Net Profit (recurring)
CHF 212.1 million, up +3.6% in local currencies (+3.1% in CHF) compared to prior-year Net profit. Net profit reported amounted to CHF 224.8 million, up by +9.7% in local currencies (+9.3% in CHF). The increase was supported by higher Operating profit (EBIT), which was partially offset by higher Net financing cost due to higher benchmark interest rates and impairments on cash in emerging markets, in particular in Russia. Income tax expenses amounted to CHF –47.1 million, which corresponds to an effective tax rate of 17.3% (17.4% in prior year).
Net working capital
Slightly increased to CHF 1,598.8 million from CHF 1,579.1 million in the prior-year period. The increase was well below the Group’s volume growth, thanks to overall good working capital management. Receivables increased on the back of strong business momentum. Inventories were higher to ensure product availability amidst the global supply chain constraints. Both increases were largely offset by higher payables.
Free cash flow
Continued to strengthen in the six months under review and amounted to CHF –132.6 million compared to CHF –183.4 million in the prior-year period. Adjusted for the effect of cocoa beans considered as readily marketable inventories (RMI), the adjusted Free cash flow amounted to a strong CHF 167.0 million (February 28, 2021: CHF 162.9 million).
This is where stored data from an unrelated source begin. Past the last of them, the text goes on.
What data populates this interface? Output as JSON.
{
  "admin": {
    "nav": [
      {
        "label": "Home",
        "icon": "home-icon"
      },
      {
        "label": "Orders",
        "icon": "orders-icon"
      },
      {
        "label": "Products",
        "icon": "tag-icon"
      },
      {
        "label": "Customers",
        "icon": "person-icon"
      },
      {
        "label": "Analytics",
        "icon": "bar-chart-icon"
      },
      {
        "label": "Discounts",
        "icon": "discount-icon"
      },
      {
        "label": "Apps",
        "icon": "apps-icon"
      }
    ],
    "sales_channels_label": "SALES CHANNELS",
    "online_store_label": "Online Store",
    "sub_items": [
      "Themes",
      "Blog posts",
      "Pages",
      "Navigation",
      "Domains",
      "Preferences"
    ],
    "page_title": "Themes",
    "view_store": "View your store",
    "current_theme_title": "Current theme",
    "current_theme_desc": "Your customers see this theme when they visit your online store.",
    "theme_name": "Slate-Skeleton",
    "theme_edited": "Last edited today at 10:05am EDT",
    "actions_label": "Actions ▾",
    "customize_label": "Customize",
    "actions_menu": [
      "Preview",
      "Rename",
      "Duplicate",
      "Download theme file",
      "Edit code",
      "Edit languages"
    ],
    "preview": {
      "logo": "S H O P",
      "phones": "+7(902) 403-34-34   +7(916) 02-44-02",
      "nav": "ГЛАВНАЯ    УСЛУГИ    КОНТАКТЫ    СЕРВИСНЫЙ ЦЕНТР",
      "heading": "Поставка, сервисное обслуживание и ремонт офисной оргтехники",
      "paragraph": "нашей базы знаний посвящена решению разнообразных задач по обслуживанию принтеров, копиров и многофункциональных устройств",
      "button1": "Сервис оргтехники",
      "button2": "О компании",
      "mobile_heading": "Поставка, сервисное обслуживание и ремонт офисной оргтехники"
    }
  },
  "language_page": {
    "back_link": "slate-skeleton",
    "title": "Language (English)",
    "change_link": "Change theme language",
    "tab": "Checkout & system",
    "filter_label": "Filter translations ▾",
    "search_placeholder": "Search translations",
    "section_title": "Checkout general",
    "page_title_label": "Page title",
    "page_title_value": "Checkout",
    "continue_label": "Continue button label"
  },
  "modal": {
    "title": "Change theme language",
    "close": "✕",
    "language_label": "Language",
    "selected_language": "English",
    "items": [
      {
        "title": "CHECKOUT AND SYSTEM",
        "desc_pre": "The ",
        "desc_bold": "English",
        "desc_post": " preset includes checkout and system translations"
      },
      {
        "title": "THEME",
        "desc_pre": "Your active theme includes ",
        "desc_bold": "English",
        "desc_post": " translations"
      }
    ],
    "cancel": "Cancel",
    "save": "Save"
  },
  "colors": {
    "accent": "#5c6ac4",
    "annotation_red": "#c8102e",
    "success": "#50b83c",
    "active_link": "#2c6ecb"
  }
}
further decreased to CHF 1,594.3 million from CHF 1,752.9 million in the prior-year period, driven by the Group’s strong Free cash flow generation. Taking into consideration the cocoa bean inventories as readily marketable inventories (RMI), the adjusted Net debt decreased to CHF 561.1 million compared to CHF 661.6 million in the prior-year period.
Outlook – Confident of delivering on mid-term guidance
Looking ahead, CEO Peter Boone said: “I am profoundly heartened by the way our colleagues across the globe have come together to support those in need. Our strong team, our global footprint and our cost-plus model make us confident that we can deliver on our mid-term guidance in a continued volatile market environment.”